2025年最後にイッキ見必至の韓国ドラマ Netflix『告白の代価』が突きつける社会の矛盾
2025年の締めくくりにふさわしい、成熟したサスペンスが誕生した。12月5日より配信中のNetflixオリジナルドラマ『告白の代価』である。
※本稿は物語のネタバレを含みます
版画家の夫ギテ(イ・ハユル)が殺され、第一発見者だったことから容疑者として収監された美術教師ユンス(チョン・ドヨン)。同じ頃、歯科医師夫婦殺害事件の犯人として逮捕されたモ・ウン(キム・ゴウン)も同じ刑務所へ護送されてくる。ある日、二人は独房で隣り合わせになると、突然モ・ウンはユンスに対して取引をもちかける。それは夫殺しの罪を自分が引き受ける代わりに、“自分が本当に殺したかった相手”をユンスが殺すことだった。娘に会うため危険な取引に応じたユンスはモ・ウンの勧めにより、有能であるものの世間から注目されていないチャン弁護士(チン・ソンギュ)を雇う。ギテの殺害を“自供”したモ・ウンにも、同じ頃に国選弁護人チン弁護士(チェ・ヨンジュン)が着任する。ユンスは何とか保釈されるが、不穏な出来事に次々と巻き込まれていく。

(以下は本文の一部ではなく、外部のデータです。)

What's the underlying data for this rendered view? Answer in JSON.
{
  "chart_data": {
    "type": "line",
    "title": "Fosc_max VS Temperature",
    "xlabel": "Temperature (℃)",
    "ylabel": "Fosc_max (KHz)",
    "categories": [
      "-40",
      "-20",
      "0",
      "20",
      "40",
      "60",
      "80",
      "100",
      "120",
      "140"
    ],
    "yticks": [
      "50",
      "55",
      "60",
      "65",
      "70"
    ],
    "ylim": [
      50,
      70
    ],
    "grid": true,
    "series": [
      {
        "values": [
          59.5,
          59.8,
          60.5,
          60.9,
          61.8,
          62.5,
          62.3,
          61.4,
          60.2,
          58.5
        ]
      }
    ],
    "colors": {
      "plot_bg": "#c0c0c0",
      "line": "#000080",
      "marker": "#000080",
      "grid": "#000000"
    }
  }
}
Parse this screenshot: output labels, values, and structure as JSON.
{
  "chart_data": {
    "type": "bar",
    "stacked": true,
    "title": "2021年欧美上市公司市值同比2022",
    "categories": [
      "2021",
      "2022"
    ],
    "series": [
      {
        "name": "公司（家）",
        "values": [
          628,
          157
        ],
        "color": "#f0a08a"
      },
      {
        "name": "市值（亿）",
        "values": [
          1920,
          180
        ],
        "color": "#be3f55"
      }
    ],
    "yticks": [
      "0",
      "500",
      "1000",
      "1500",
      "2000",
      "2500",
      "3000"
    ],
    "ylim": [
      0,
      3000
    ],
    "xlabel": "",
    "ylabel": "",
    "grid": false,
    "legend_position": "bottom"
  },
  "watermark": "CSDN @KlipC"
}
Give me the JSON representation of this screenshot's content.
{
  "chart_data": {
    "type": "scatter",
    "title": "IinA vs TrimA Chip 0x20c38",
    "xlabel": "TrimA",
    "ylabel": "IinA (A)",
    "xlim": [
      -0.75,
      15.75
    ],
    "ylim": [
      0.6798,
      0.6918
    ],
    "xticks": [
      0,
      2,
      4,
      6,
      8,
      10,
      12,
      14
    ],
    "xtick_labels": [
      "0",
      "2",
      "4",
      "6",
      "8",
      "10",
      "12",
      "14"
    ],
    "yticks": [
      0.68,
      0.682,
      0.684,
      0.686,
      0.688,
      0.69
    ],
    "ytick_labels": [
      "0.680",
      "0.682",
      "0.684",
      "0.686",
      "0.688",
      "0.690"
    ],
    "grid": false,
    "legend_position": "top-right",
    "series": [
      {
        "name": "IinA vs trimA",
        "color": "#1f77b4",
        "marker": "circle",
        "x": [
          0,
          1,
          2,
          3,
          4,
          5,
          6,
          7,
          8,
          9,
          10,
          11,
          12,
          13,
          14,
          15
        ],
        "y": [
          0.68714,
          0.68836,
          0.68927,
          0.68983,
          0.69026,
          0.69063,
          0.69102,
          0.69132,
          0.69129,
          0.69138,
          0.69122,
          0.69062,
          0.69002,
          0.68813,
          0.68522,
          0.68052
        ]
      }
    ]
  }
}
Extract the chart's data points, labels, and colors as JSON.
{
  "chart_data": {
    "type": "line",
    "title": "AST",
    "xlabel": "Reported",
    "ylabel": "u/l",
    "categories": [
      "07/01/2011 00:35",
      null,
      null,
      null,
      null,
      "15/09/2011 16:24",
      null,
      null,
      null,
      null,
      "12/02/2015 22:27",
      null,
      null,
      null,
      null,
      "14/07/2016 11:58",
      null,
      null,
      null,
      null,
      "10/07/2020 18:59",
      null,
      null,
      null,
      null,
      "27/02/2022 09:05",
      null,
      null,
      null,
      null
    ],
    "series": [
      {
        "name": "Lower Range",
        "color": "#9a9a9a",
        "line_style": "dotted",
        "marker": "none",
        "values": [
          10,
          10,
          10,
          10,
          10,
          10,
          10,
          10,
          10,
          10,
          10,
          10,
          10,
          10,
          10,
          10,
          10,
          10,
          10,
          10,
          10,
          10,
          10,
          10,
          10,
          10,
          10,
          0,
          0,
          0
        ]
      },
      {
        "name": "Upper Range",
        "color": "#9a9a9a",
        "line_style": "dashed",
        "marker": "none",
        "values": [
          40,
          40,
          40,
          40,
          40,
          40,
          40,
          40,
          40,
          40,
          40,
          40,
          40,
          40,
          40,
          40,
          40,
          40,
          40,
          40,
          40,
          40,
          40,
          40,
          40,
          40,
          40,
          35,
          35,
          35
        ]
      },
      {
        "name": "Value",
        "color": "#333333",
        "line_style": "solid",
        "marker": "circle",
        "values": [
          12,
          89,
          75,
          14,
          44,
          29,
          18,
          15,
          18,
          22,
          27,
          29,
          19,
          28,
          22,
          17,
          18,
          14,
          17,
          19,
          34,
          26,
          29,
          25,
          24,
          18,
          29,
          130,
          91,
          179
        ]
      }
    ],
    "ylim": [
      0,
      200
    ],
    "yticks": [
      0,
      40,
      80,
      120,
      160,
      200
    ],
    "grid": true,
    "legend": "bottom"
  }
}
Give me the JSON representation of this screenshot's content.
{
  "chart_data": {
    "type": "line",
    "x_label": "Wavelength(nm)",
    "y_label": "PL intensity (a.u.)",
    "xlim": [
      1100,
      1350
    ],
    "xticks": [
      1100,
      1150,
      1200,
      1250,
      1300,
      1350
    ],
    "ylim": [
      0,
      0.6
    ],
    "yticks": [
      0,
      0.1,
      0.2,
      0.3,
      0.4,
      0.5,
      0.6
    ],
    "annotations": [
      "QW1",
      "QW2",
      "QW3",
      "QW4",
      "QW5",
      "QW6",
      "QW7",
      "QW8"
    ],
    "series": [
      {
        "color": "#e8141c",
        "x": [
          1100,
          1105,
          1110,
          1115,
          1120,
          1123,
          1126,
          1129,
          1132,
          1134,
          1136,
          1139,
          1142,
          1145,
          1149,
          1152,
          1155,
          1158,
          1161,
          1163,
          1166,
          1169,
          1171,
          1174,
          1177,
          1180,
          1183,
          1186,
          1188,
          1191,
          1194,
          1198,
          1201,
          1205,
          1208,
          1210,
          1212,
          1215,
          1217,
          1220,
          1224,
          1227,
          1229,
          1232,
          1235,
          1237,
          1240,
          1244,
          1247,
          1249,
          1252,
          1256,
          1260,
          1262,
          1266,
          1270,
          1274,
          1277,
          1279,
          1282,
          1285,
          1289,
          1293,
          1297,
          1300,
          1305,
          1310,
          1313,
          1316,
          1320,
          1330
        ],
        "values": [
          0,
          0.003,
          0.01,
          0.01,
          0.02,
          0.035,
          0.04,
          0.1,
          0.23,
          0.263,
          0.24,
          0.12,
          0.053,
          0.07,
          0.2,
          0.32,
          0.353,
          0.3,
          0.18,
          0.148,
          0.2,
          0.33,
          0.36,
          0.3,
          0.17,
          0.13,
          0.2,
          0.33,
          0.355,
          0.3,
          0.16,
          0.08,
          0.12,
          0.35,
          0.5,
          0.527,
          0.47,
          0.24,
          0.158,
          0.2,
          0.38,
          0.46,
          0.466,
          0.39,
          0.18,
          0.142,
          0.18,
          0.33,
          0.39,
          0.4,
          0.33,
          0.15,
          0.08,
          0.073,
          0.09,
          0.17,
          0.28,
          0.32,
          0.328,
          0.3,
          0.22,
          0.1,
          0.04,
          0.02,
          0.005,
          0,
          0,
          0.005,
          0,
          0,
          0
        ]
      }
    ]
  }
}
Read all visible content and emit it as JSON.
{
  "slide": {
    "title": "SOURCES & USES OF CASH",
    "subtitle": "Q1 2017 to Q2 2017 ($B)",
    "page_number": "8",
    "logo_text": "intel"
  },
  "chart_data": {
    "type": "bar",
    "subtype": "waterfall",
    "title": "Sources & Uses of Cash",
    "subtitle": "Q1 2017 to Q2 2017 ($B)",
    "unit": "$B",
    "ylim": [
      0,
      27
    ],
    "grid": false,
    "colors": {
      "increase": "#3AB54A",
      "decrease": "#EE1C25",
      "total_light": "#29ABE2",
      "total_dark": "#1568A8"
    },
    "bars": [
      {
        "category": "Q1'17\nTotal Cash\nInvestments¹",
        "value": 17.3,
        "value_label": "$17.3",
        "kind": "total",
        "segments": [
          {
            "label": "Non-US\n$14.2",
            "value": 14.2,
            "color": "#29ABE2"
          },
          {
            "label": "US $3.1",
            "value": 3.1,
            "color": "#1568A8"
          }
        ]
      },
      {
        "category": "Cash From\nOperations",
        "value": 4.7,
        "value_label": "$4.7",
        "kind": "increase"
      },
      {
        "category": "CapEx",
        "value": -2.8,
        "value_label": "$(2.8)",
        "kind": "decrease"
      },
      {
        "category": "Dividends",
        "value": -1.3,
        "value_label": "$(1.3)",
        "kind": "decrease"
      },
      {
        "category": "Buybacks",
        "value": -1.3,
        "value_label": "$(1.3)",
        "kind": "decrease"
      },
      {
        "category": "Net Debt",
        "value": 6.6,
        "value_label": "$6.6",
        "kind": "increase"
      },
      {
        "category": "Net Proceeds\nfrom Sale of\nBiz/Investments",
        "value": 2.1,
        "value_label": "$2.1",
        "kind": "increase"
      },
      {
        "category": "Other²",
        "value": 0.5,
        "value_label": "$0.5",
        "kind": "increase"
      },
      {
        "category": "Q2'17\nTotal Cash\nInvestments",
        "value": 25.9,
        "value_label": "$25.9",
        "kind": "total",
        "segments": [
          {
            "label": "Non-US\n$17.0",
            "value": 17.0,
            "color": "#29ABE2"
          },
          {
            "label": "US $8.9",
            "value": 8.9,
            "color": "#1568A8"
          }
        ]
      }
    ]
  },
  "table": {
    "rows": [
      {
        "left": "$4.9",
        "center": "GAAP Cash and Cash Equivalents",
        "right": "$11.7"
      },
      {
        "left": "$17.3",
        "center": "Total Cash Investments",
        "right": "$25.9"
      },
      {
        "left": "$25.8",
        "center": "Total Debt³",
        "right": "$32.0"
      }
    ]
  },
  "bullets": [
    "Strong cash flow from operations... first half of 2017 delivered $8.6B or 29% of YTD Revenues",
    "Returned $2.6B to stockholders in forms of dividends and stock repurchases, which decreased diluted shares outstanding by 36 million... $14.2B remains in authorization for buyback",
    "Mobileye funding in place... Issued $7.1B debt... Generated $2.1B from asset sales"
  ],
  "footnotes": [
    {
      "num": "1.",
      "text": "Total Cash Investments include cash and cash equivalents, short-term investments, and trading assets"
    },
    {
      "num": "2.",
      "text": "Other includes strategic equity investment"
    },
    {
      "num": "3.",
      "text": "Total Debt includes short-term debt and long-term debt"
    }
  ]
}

『告白の代価』は全12話、一つのエピソードが1時間弱とかなりボリュームのある設計だ。最近のNetflixでシリーズものの一挙配信は珍しくはないが、本作のように韓国での配信後二日間で、しかも青少年観覧不可のシリーズが1位に上昇したのは初めてだ。配信してすぐ“一気見”した韓国ドラマフリークはもちろん、評判を聞きつけてきた視聴者も相当数いるという証拠ではないだろうか。ちなみに、日本では今なおTOP10入りしている。
『告白の代価』が注目を集めた理由は、まずキャスティングの確かさだ。まずアン・ユンス役は、2年ぶりのドラマ本格復帰となるチョン・ドヨン。『イルタ・スキャンダル 恋は特訓コースで』では、謳歌できなかった恋と青春に再びめぐり逢うシングルマザーをかわいらしく演じていた彼女が、今回は身に覚えのない夫殺しの罪に問われる渦中の女性に扮する。ユンスは生徒からも慕われる高校の美術教師であり、遠目から見ても目を引く容貌だ。そして個性的で目立つファッションをしている。
チョン・ドヨンのインタビュー(※1)によればユンスのキャラクターを決定づける華やかな衣装は、「夫が殺されたのにどうしてあんな服装で出てくるんだ」というふうに、脚本上ですでに書かれていたそうだ。「このセリフがあったので、ユンス特有のカラーを加えないとと思いました。美術を仕事にしている女性だから自由で多様な色を着るのに抵抗がないだろうから、ヒッピーな感じの服装にしました」とビハインドを語っている。このチョン・ドヨンのキャラクター解釈は極めて論理的なものだが、ドラマを観ると分かる通り、夫が殺されても弱々しくならず派手なファッションのユンスを、世間は受け入れずに疑いの眼差しを向け続ける(もちろん同情的な世論も沸き起こりはするが、それもまた“夫を失った悲劇の妻”というステロタイプでしかない)。「ユンスは自由な女性だけども、家族に対して良い妻なのかは分からないし、他人から一方的に与えられた家族の形を自分も望んでしまう女性なんじゃないでしょうか」とチョン・ドヨンが言うように(※1)、良き妻や良き母を求める社会の偏見により、アン・ユンスは罪人にされたとも言える。
映画『メモリーズ 追憶の剣』以来のチョン・ドヨンとの共演で、彼女を「ロールモデル」(※2)だとして尊敬するキム・ゴウンは、ユンスを完璧に演じ切ったチョン・ドヨンに対しても全く引けを取らなかった。モ・ウンは登場してからしばらくはサイコパスとして大衆から恐れられているが、徐々にその背景が明かされていく。当初の脚本で彼女の背後の物語は、シーンとして具体的に存在していなかったそうだ(※2)。
モ・ウンの狂気的なふるまいは、ある意味視聴者をかく乱させるためのサスペンスとしての作劇である。だが真相は、“モ・ウン”は偽名で本名はカン・ソヘであり、“自分が本当に殺したかった相手”とは、妹を死に追いやったにもかかわらず周囲から守られ罪に問われなかった青年だった。最も大切な存在が理不尽に奪われたことへの怒り、そして守ることができなかったという後悔、さらに事件が一顧だにされず忘れ去られたことへの悲しみですべての感情が壊れてしまったのだった。そういうモ・ウンの物語に視聴者が納得できるよう、キム・ゴウンと監督が現場で何層ものレイヤーを持つキャラクターに仕上げたのだそうだ。